I cover myself daily with this quilt.  During the naps I still must take.  The chemo driven naps.  I cover myself with this quilt as I sleep at night.  Covering myself with the loving words of my loves.  I have used this quilt so much already since Christmas, I fear that the writing will fade and I will lose these loving words.  So, I will write them here in my journal.

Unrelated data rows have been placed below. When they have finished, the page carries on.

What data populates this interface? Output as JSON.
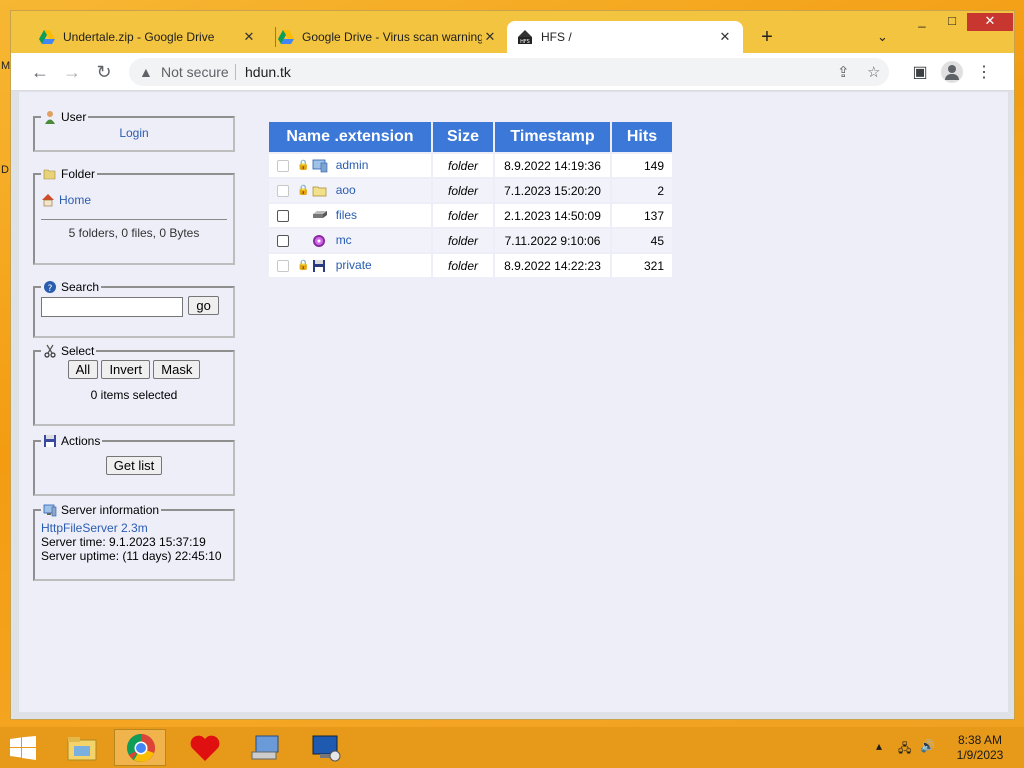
{
  "desktop": {
    "edge_letters": [
      "M",
      "D"
    ]
  },
  "browser": {
    "tabs": [
      {
        "title": "Undertale.zip - Google Drive",
        "icon": "google-drive-icon",
        "active": false
      },
      {
        "title": "Google Drive - Virus scan warning",
        "icon": "google-drive-icon",
        "active": false
      },
      {
        "title": "HFS /",
        "icon": "hfs-icon",
        "active": true
      }
    ],
    "security_label": "Not secure",
    "url": "hdun.tk"
  },
  "sidebar": {
    "user": {
      "legend": "User",
      "login": "Login"
    },
    "folder": {
      "legend": "Folder",
      "home": "Home",
      "summary": "5 folders, 0 files, 0 Bytes"
    },
    "search": {
      "legend": "Search",
      "go": "go",
      "value": ""
    },
    "select": {
      "legend": "Select",
      "all": "All",
      "invert": "Invert",
      "mask": "Mask",
      "status": "0 items selected"
    },
    "actions": {
      "legend": "Actions",
      "get_list": "Get list"
    },
    "server": {
      "legend": "Server information",
      "software": "HttpFileServer 2.3m",
      "time": "Server time: 9.1.2023 15:37:19",
      "uptime": "Server uptime: (11 days) 22:45:10"
    }
  },
  "file_table": {
    "headers": [
      "Name .extension",
      "Size",
      "Timestamp",
      "Hits"
    ],
    "rows": [
      {
        "name": "admin",
        "size": "folder",
        "timestamp": "8.9.2022 14:19:36",
        "hits": "149",
        "locked": true,
        "icon": "network-folder-icon"
      },
      {
        "name": "aoo",
        "size": "folder",
        "timestamp": "7.1.2023 15:20:20",
        "hits": "2",
        "locked": true,
        "icon": "folder-icon"
      },
      {
        "name": "files",
        "size": "folder",
        "timestamp": "2.1.2023 14:50:09",
        "hits": "137",
        "locked": false,
        "icon": "drive-icon"
      },
      {
        "name": "mc",
        "size": "folder",
        "timestamp": "7.11.2022 9:10:06",
        "hits": "45",
        "locked": false,
        "icon": "disc-icon"
      },
      {
        "name": "private",
        "size": "folder",
        "timestamp": "8.9.2022 14:22:23",
        "hits": "321",
        "locked": true,
        "icon": "floppy-icon"
      }
    ]
  },
  "taskbar": {
    "time": "8:38 AM",
    "date": "1/9/2023"
  }
}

“I love you because you make me laugh, and laugh, and laugh”…..~ Greg

“I love you because you’re my best friend through everything.”…~Greg

“I love you because you are joy, you are happiness, you are love.”…~Chris

“I love you because your smile brings light, your laugh breathes life, your embrace gives strength.”…~Chris

“I love you because you are my heart, you take life with a smile.  I hope to be half the mom that you are.  You’re my hero.  You always beat the odds.” ~<3Cassie

“I love you because you have always been there and I know that you always will be.”…~Trevor

“I love you because you have taught me to be positive in every step that I take.”…~Trevor

“I love you because you inspire me to be better in all aspects of life.”…~Michelle

“I love you because you love the ones who need it.  You accept the ones who don’t show it.  Your love knows no limits.”…~Michelle

“I love you because you have always been the best mother anyone could ever ask for.”…~Michael

“I love you because….when I am sad you know what to say and when I’m lost you know the way.”….~Michael

“I love you because you always see the best in people whether they deserve it or not…. You keep cooking….even after everyone has asked you to stop…You made Trevor!!!.”…~Justin

I wish Grandma had been given a quilt like this.  To know she was loved by her children.  Because, in the deepest part of my soul, I know that they did.

What child doesn’t truly love his mother?  No matter what.

As I cover myself tonight, I pull on the little gold thread that is the goodness of my grandmother.  Maybe she wasn’t the kind of grandmother I had wished her to be.  Nor the mother that my dad might have secretly wished for, either.  But, I will make sure the gold thread gets woven into the quilted memories for my children, her great grandchildren.  I will cover them with the healing of understanding that we are all just people trying only our best in raising the children we are given.

And, then, I cover myself with my own little healing quilt with it’s blue and white hearts.